Ryan, who was ordained at the Springfield cathedral in 1979, served at a parish in Godfrey and was the director of the Catholic Children’s Home in Alton.
According to a biography, he had been working outside of the Springfield diocese since 1984.
Clohessy said it was “likely” Ryan lives in Springfield, where he has family.
Clohessy said the other four priests — the Revs. Kenneth John Gansmann, John “Jack” Campbell and Joseph C. Gill and Brother Jerome Kucan (also spelled Kocan) — were on “credibly accused” lists from other dioceses and should be included on Springfield’s list.
Gansmann, who was accused of abusing at least one minor, worked at a Franciscan seminary in Teutopolis (which closed in 1978) and was on “credibly accused” lists for the archdioceses of Nashville and St. Paul.
Campbell and Gill were on the Jesuits’ Midwest Province “credibly accused” list. Both worked in Decatur.
Kucan was on “credibly accused” lists in Erie and Harrisburg, Pennsylvania. Kucan studied at the Teutopolis seminary.

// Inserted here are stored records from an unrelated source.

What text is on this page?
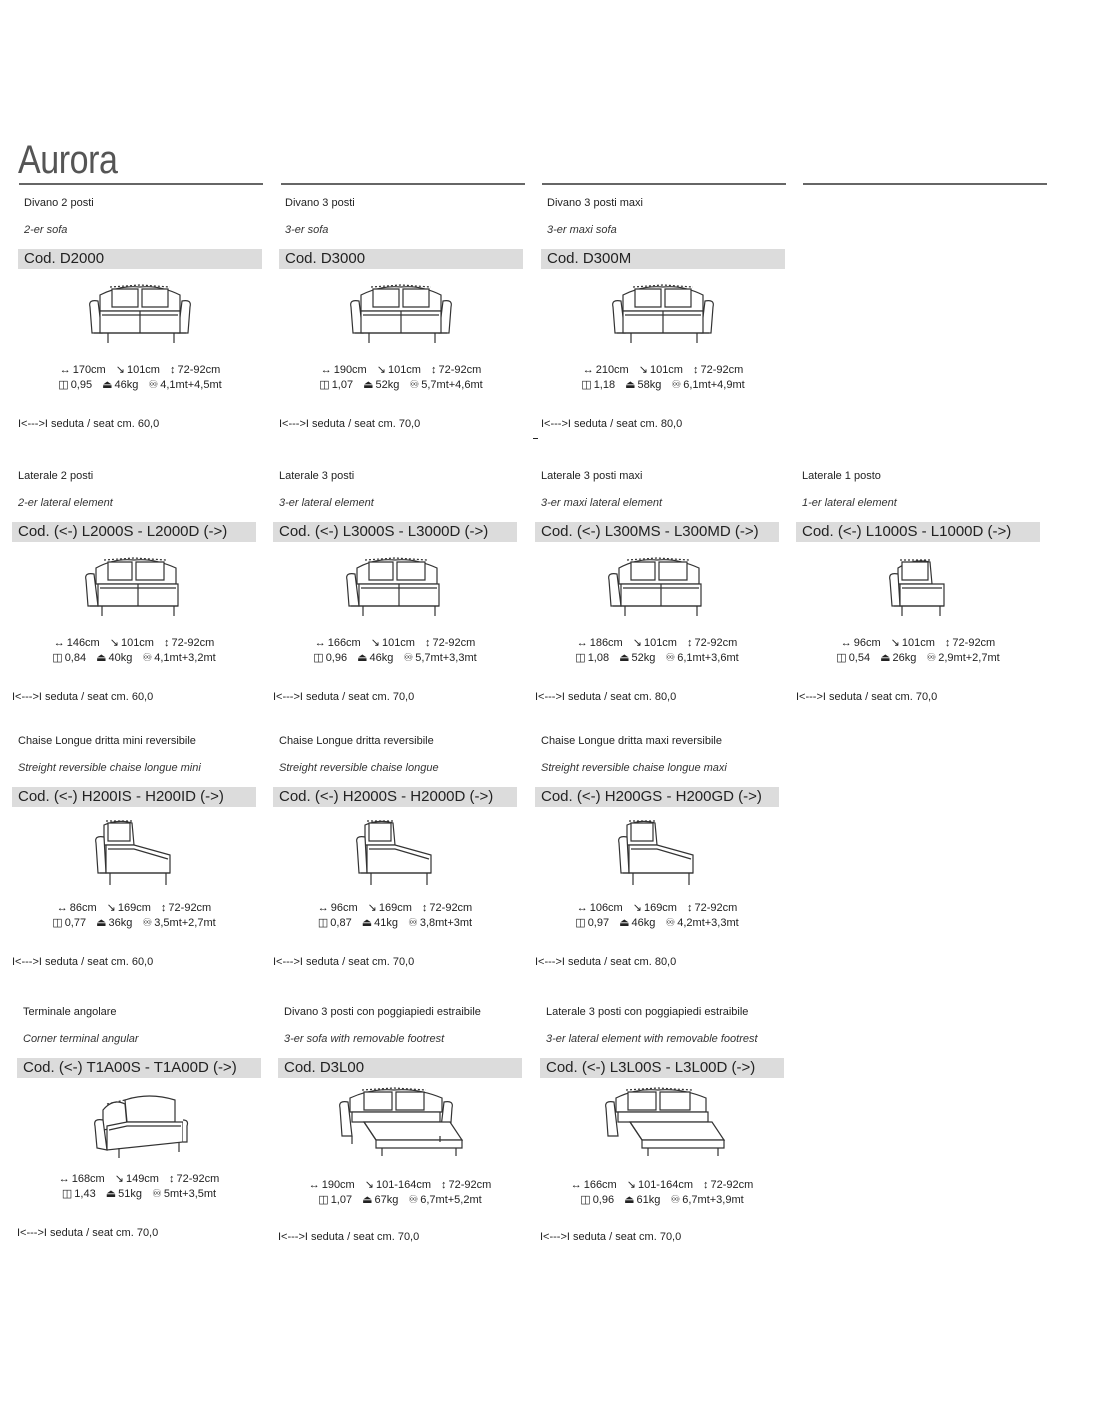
Aurora
Divano 2 posti
2-er sofa
Cod. D2000
↔ 170cm ↘ 101cm ↕ 72-92cm
◫ 0,95 ⏏ 46kg ♾ 4,1mt+4,5mt
I<--->I seduta / seat cm. 60,0
Divano 3 posti
3-er sofa
Cod. D3000
↔ 190cm ↘ 101cm ↕ 72-92cm
◫ 1,07 ⏏ 52kg ♾ 5,7mt+4,6mt
I<--->I seduta / seat cm. 70,0
Divano 3 posti maxi
3-er maxi sofa
Cod. D300M
↔ 210cm ↘ 101cm ↕ 72-92cm
◫ 1,18 ⏏ 58kg ♾ 6,1mt+4,9mt
I<--->I seduta / seat cm. 80,0
Laterale 2 posti
2-er lateral element
Cod. (<-) L2000S - L2000D (->)
↔ 146cm ↘ 101cm ↕ 72-92cm
◫ 0,84 ⏏ 40kg ♾ 4,1mt+3,2mt
I<--->I seduta / seat cm. 60,0
Laterale 3 posti
3-er lateral element
Cod. (<-) L3000S - L3000D (->)
↔ 166cm ↘ 101cm ↕ 72-92cm
◫ 0,96 ⏏ 46kg ♾ 5,7mt+3,3mt
I<--->I seduta / seat cm. 70,0
Laterale 3 posti maxi
3-er maxi lateral element
Cod. (<-) L300MS - L300MD (->)
↔ 186cm ↘ 101cm ↕ 72-92cm
◫ 1,08 ⏏ 52kg ♾ 6,1mt+3,6mt
I<--->I seduta / seat cm. 80,0
Laterale 1 posto
1-er lateral element
Cod. (<-) L1000S - L1000D (->)
↔ 96cm ↘ 101cm ↕ 72-92cm
◫ 0,54 ⏏ 26kg ♾ 2,9mt+2,7mt
I<--->I seduta / seat cm. 70,0
Chaise Longue dritta mini reversibile
Streight reversible chaise longue mini
Cod. (<-) H200IS - H200ID (->)
↔ 86cm ↘ 169cm ↕ 72-92cm
◫ 0,77 ⏏ 36kg ♾ 3,5mt+2,7mt
I<--->I seduta / seat cm. 60,0
Chaise Longue dritta reversibile
Streight reversible chaise longue
Cod. (<-) H2000S - H2000D (->)
↔ 96cm ↘ 169cm ↕ 72-92cm
◫ 0,87 ⏏ 41kg ♾ 3,8mt+3mt
I<--->I seduta / seat cm. 70,0
Chaise Longue dritta maxi reversibile
Streight reversible chaise longue maxi
Cod. (<-) H200GS - H200GD (->)
↔ 106cm ↘ 169cm ↕ 72-92cm
◫ 0,97 ⏏ 46kg ♾ 4,2mt+3,3mt
I<--->I seduta / seat cm. 80,0
Terminale angolare
Corner terminal angular
Cod. (<-) T1A00S - T1A00D (->)
↔ 168cm ↘ 149cm ↕ 72-92cm
◫ 1,43 ⏏ 51kg ♾ 5mt+3,5mt
I<--->I seduta / seat cm. 70,0
Divano 3 posti con poggiapiedi estraibile
3-er sofa with removable footrest
Cod. D3L00
↔ 190cm ↘ 101-164cm ↕ 72-92cm
◫ 1,07 ⏏ 67kg ♾ 6,7mt+5,2mt
I<--->I seduta / seat cm. 70,0
Laterale 3 posti con poggiapiedi estraibile
3-er lateral element with removable footrest
Cod. (<-) L3L00S - L3L00D (->)
↔ 166cm ↘ 101-164cm ↕ 72-92cm
◫ 0,96 ⏏ 61kg ♾ 6,7mt+3,9mt
I<--->I seduta / seat cm. 70,0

“Other church officials in other places have said these men are credibly accused offenders and we’re not going to let them function in our diocese and we’re going to use our websites to warn people about them,” Clohessy said. “So our question to Bishop Paprocki is, if your brother bishops have said (that), why won’t you do the same?”
Paprocki, like other bishops, is “an expert at hair-splitting and for every one of these names, he can come up with an excuse why not to put them on the list,” Clohessy said. If Paprocki “is genuinely interested in helping victims heal and protecting kids, he will put the names out there.”
Clohessy said the group has in the past lobbied to have the names of 11 other priests added to Springfield’s list.
Clohessy said he has not personally contacted or confronted Paprocki about either set of names.
Lena Woltering of Belleville, who was protesting Wednesday, said Catholics in the pews “don’t have an idea of what’s going or the damage that’s being done (to the church). It continues. We have to keep it in the headlines.
“Most of the regular parishioners want to stay in denial (about clergy sexual abuse). It’s too difficult to admit to the truth and they hope that we’re wrong.”
Hansen, the diocese spokesman, said “since the late 1990s, the diocese has employed a zero-tolerance approach to abuse, marked by involvement of civil authorities, the leadership of a predominantly lay review board, comprehensive awareness training and improvements in seminary formation.
“Any single case of abuse is one too many. We encourage anyone with information about a case of abuse to contact the diocese’s Child Abuse Reporting and Investigation number at (217) 321-1155.”
Allegations of clerical sexual abuse of minors are investigated and examined by a review board composed predominantly of lay people not employed by the diocese, Hansen said.